VwGH: Gem § 120 Abs 2 dritter Satz StVG sind Beschwerden schriftlich oder zu der vom Anstaltsleiter festzusetzenden Tageszeit mündlich bei dem hiefür zuständigen Strafvollzugsbediensteten anzubringen. Im vierten Satz der genannten Bestimmung wird normiert, dass dann, wenn sich die Beschwerde gegen den Anstaltsleiter richtet und sie innerhalb der Beschwerdefrist bei der zuständigen Vollzugskammer eingebracht wird, dies als rechtzeitige Einbringung "gilt". Als Einbringungsstelle ist somit der zuständige Strafvollzugsbedienstete im § 120 Abs 2 StVG eindeutig festgelegt. In der Vollzugsstelle der Justizanstalt ist die Beschwerde am 1. April 2009 eingelangt. Der vierte Satz des § 120 Abs 2 StVG normiert lediglich einen weiteren (arg: "gilt") Fall, in dem eine rechtzeitige Einbringung auch bei einer anderen Stelle als dem zuständigen Strafvollzugsbediensteten gegeben ist. Erfolgt eine Einbringung iSd dritten Satzes des § 120 Abs 2 VStG, ist diese gegebenenfalls rechtzeitig und kommt der vierte Satz der genannten Bestimmung, und zwar auch dann, wenn sich die Beschwerde gegen den Anstaltsleiter richtet, nicht mehr zum Tragen. Der rechtzeitigen Einbringung iSd vierten Satzes bedarf es nicht, wenn bereits die generellen Einbringungskriterien des dritten Satzes erfüllt sind.

 

Wie in der Beschwerde zutreffend ausgeführt wird, verschlägt es nichts, wenn die Beschwerde textlich an ein anderes Organ als an die Berufungsbehörde gerichtet ist.

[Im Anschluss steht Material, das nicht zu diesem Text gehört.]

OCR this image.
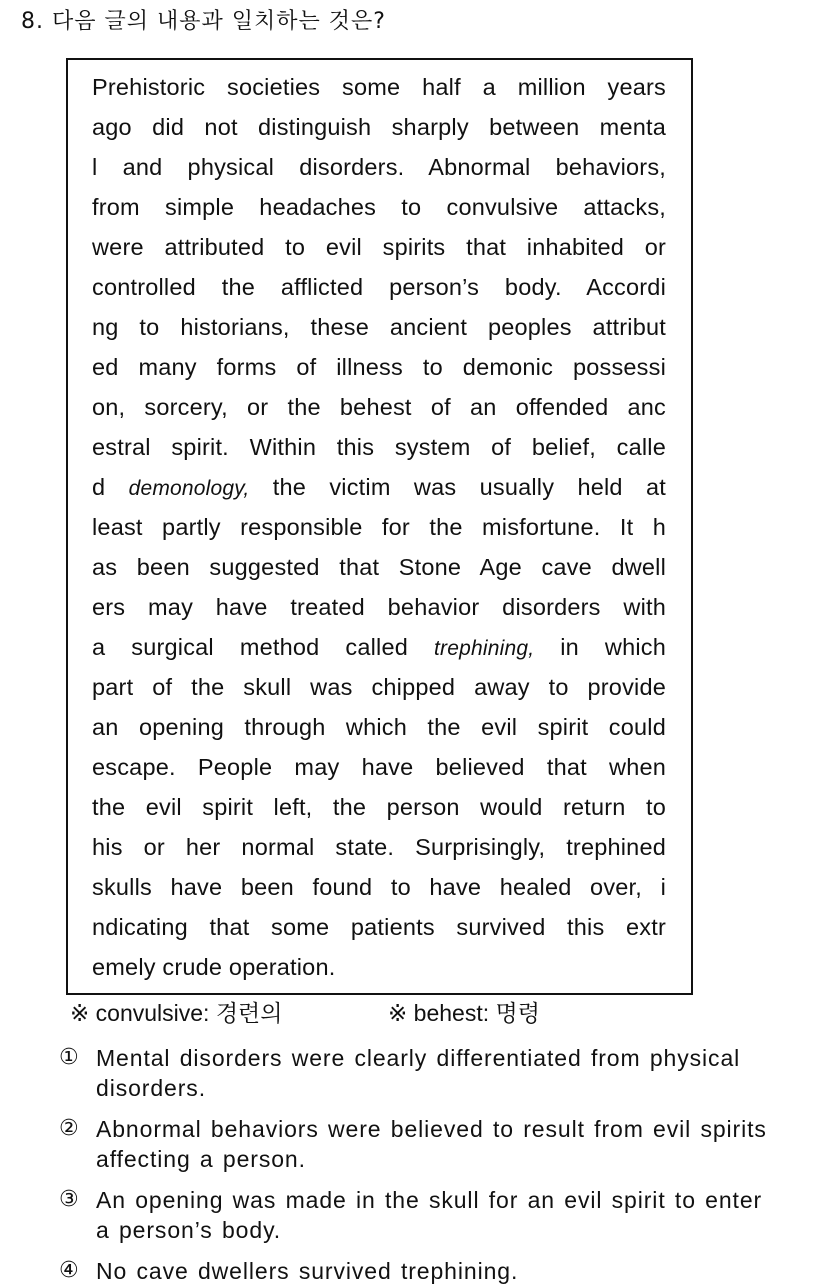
8. 다음 글의 내용과 일치하는 것은?
Prehistoric societies some half a million years
ago did not distinguish sharply between menta
l and physical disorders. Abnormal behaviors,
from simple headaches to convulsive attacks,
were attributed to evil spirits that inhabited or
controlled the afflicted person’s body. Accordi
ng to historians, these ancient peoples attribut
ed many forms of illness to demonic possessi
on, sorcery, or the behest of an offended anc
estral spirit. Within this system of belief, calle
d demonology, the victim was usually held at
least partly responsible for the misfortune. It h
as been suggested that Stone Age cave dwell
ers may have treated behavior disorders with
a surgical method called trephining, in which
part of the skull was chipped away to provide
an opening through which the evil spirit could
escape. People may have believed that when
the evil spirit left, the person would return to
his or her normal state. Surprisingly, trephined
skulls have been found to have healed over, i
ndicating that some patients survived this extr
emely crude operation.
※ convulsive: 경련의	※ behest: 명령
① Mental disorders were clearly differentiated from physical disorders.
② Abnormal behaviors were believed to result from evil spirits affecting a person.
③ An opening was made in the skull for an evil spirit to enter a person’s body.
④ No cave dwellers survived trephining.
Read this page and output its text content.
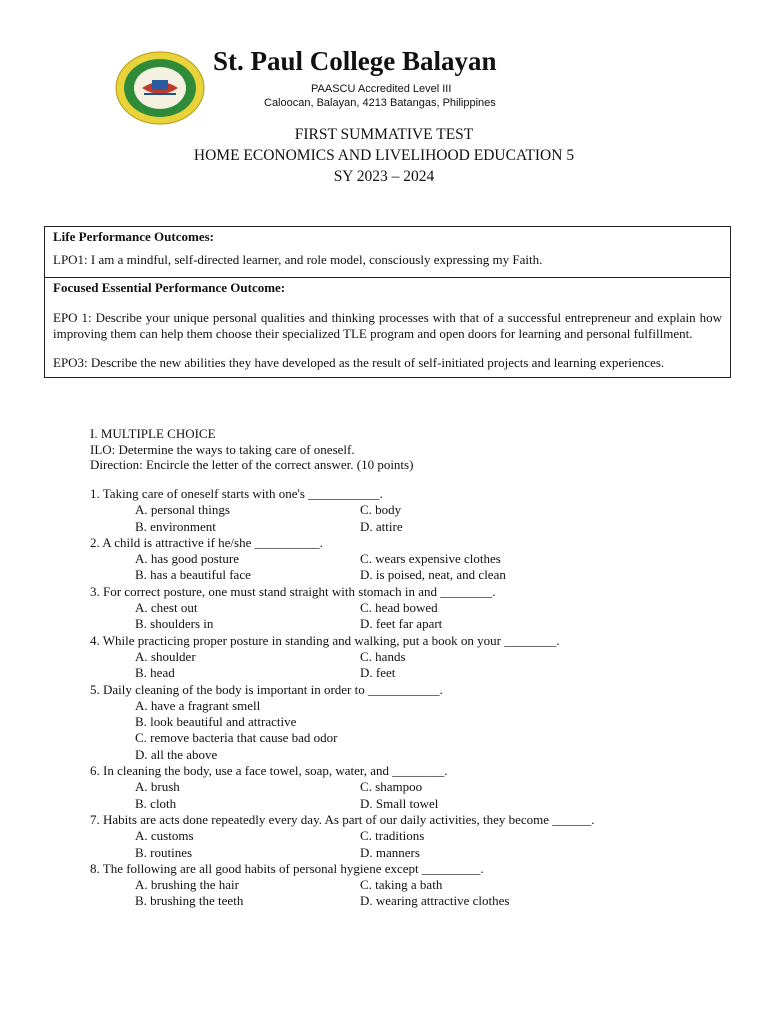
St. Paul College Balayan
PAASCU Accredited Level III
Caloocan, Balayan, 4213 Batangas, Philippines
FIRST SUMMATIVE TEST
HOME ECONOMICS AND LIVELIHOOD EDUCATION 5
SY 2023 – 2024
Life Performance Outcomes:

LPO1: I am a mindful, self-directed learner, and role model, consciously expressing my Faith.

Focused Essential Performance Outcome:

EPO 1: Describe your unique personal qualities and thinking processes with that of a successful entrepreneur and explain how improving them can help them choose their specialized TLE program and open doors for learning and personal fulfillment.

EPO3: Describe the new abilities they have developed as the result of self-initiated projects and learning experiences.

I. MULTIPLE CHOICE
ILO: Determine the ways to taking care of oneself.
Direction: Encircle the letter of the correct answer. (10 points)
1. Taking care of oneself starts with one's ___________.
A. personal things	C. body
B. environment	D. attire
2. A child is attractive if he/she __________.
A. has good posture	C. wears expensive clothes
B. has a beautiful face	D. is poised, neat, and clean
3. For correct posture, one must stand straight with stomach in and ________.
A. chest out	C. head bowed
B. shoulders in	D. feet far apart
4. While practicing proper posture in standing and walking, put a book on your ________.
A. shoulder	C. hands
B. head	D. feet
5. Daily cleaning of the body is important in order to ___________.
A. have a fragrant smell
B. look beautiful and attractive
C. remove bacteria that cause bad odor
D. all the above
6. In cleaning the body, use a face towel, soap, water, and ________.
A. brush	C. shampoo
B. cloth	D. Small towel
7. Habits are acts done repeatedly every day. As part of our daily activities, they become ______.
A. customs	C. traditions
B. routines	D. manners
8. The following are all good habits of personal hygiene except _________.
A. brushing the hair	C. taking a bath
B. brushing the teeth	D. wearing attractive clothes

Auf die Rechtzeitigkeit der Beschwerde hat dies keinen Einfluss, es bedarf auch keiner Weiterleitung iSd § 6 AVG, solange die Einbringungsstelle iSd § 120 Abs 2 dritter Satz StVG rechtzeitig erreicht wurde (vgl dazu, dass die inhaltliche Adressierung in der Beschwerde an die richtige Behörde auch im Bereich des § 63 AVG bei Berufungen nicht essentiell ist, sofern die Berufung bei der richtigen Stelle eingebracht wird, Hengstschläger/Leeb, AVG III, S 864 f Rz 110, mwN).